Other Puppy Station employees have embraced this morally conscious outlook. “At Puppy Station, our puppies are constantly sick,” said Timothy Kareven. “It is because these poor dog breeds have been subjected to millennia of selection and human tampering. It is definitely not because we do not provide adequate space, housing, or socialization. It is due to centuries of neglectful breeding practices, not our borderline neglectful treatment in the store.”
Arenal echoed her employee’s sentiments. “Our animals deserve the best despite the struggles they face because of genetic engineering by humans. And giving them the best means keeping them in cages meant for one dog, but with seven other puppies, to try to activate that ‘living in a pack’ instinct.”
Puppy Station owner, Matt Gruener, reassures students that engaging in good moral and ethical practices will not cost them extra. “We do not want to financially deter people from doing what is right. That is why the cost to pet the puppies remains at 25¢. This low price buys you two privileges.
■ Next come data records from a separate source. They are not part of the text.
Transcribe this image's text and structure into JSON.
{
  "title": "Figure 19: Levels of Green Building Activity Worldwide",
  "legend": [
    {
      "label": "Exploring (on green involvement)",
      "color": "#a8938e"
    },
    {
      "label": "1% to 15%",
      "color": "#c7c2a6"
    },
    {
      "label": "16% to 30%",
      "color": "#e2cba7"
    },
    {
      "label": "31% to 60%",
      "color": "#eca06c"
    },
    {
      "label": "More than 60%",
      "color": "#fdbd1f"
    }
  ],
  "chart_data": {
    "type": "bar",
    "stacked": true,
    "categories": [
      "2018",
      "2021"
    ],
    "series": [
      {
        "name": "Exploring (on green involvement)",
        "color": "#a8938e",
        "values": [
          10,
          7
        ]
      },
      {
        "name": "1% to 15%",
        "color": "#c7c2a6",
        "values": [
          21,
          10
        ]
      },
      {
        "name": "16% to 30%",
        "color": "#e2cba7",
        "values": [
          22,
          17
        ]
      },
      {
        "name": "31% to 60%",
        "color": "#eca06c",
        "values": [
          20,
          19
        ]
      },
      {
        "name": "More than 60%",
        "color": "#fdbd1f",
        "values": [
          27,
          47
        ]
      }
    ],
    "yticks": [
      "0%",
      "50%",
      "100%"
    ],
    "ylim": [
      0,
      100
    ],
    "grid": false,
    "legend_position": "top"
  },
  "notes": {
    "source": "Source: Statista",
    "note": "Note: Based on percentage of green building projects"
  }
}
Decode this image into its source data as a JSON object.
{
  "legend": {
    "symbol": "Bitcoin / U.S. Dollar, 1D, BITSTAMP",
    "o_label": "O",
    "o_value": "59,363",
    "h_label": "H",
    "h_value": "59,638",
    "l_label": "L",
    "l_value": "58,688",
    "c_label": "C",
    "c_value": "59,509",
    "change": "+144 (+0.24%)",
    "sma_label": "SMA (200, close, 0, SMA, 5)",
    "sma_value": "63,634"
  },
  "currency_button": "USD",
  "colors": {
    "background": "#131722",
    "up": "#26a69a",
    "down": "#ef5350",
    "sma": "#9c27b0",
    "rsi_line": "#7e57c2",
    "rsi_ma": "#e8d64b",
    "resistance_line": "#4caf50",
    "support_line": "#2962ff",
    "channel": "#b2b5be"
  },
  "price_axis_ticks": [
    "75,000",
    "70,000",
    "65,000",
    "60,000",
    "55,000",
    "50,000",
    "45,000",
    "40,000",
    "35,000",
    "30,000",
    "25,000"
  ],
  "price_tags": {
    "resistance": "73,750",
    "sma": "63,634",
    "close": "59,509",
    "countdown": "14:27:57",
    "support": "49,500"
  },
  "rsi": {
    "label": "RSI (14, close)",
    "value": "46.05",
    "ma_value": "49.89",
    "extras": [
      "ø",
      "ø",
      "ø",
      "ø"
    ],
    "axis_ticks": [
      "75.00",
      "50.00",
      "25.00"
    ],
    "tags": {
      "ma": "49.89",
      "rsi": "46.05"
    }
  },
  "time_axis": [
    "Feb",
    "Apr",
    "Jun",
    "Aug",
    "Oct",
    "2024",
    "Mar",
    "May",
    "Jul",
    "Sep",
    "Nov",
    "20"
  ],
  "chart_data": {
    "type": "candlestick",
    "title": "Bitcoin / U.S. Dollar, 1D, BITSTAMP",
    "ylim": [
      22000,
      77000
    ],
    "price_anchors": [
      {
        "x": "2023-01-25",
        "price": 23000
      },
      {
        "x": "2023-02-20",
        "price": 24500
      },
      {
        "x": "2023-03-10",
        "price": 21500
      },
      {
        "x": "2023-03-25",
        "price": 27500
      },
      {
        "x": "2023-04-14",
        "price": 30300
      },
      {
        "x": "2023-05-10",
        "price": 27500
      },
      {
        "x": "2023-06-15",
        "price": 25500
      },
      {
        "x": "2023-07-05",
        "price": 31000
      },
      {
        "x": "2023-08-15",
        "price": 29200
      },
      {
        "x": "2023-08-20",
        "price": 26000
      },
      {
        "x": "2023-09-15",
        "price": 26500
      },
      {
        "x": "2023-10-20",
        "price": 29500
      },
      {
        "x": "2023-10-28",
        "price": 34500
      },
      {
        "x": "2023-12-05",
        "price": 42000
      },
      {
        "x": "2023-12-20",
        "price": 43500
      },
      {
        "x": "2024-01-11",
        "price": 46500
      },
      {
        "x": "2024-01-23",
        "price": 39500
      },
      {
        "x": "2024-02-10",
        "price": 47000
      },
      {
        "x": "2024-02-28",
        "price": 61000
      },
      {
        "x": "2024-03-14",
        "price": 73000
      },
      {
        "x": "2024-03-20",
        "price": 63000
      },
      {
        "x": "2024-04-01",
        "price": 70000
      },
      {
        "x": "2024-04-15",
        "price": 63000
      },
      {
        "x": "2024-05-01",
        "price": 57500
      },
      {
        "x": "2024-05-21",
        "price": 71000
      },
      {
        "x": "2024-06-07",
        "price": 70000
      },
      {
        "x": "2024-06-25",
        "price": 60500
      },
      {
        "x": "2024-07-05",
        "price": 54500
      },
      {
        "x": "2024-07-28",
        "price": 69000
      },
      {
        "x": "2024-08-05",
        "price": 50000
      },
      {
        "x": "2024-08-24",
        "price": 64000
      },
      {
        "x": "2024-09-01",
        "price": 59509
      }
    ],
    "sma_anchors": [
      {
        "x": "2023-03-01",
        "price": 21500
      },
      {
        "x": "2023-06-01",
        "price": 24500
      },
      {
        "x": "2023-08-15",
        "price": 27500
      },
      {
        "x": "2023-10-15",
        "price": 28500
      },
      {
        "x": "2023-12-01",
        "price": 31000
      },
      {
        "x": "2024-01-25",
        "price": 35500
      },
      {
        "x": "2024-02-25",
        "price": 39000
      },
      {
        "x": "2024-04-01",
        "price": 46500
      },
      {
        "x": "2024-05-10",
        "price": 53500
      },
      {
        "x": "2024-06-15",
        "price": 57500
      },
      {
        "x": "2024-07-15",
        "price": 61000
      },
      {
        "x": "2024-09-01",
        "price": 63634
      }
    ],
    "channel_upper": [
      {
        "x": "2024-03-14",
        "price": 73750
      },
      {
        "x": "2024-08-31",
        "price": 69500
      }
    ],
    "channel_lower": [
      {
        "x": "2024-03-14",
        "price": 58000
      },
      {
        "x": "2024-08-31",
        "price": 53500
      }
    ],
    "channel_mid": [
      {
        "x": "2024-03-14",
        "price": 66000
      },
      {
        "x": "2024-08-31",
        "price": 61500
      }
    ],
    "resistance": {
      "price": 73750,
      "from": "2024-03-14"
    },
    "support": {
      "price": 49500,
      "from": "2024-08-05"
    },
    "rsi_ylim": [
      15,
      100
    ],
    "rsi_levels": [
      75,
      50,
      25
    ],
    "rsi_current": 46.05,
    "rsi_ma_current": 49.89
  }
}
First, you get to care about puppies for the amount of time it takes to get a social media worthy photo. Second, you get the privilege to not care about the puppies’ well-beings after you have gotten the photo that you need.”
Texas A&M students seem excited for the new developments in their favorite mall store. “I can look forward to something during finals week now,” said Emily Derrickson, sophomore Industrial Distribution major. “The adrenaline rush of petting a wolf cub and not knowing if it will rip my face off will be so much fun.”
—Come and Bake It
If you’d like to make a difference in an animal’s life and get some unconditional puppy love, please consider volunteering at a local animal shelter. Two main shelters in the area are Aggieland Humane Society (requires volunteer application and $25 fee) and Bryan Animal Center (application, but no fee). Animal shelters rely on volunteers, who provide meaningful human contact and socialization for the animals, helping prepare them for their forever homes.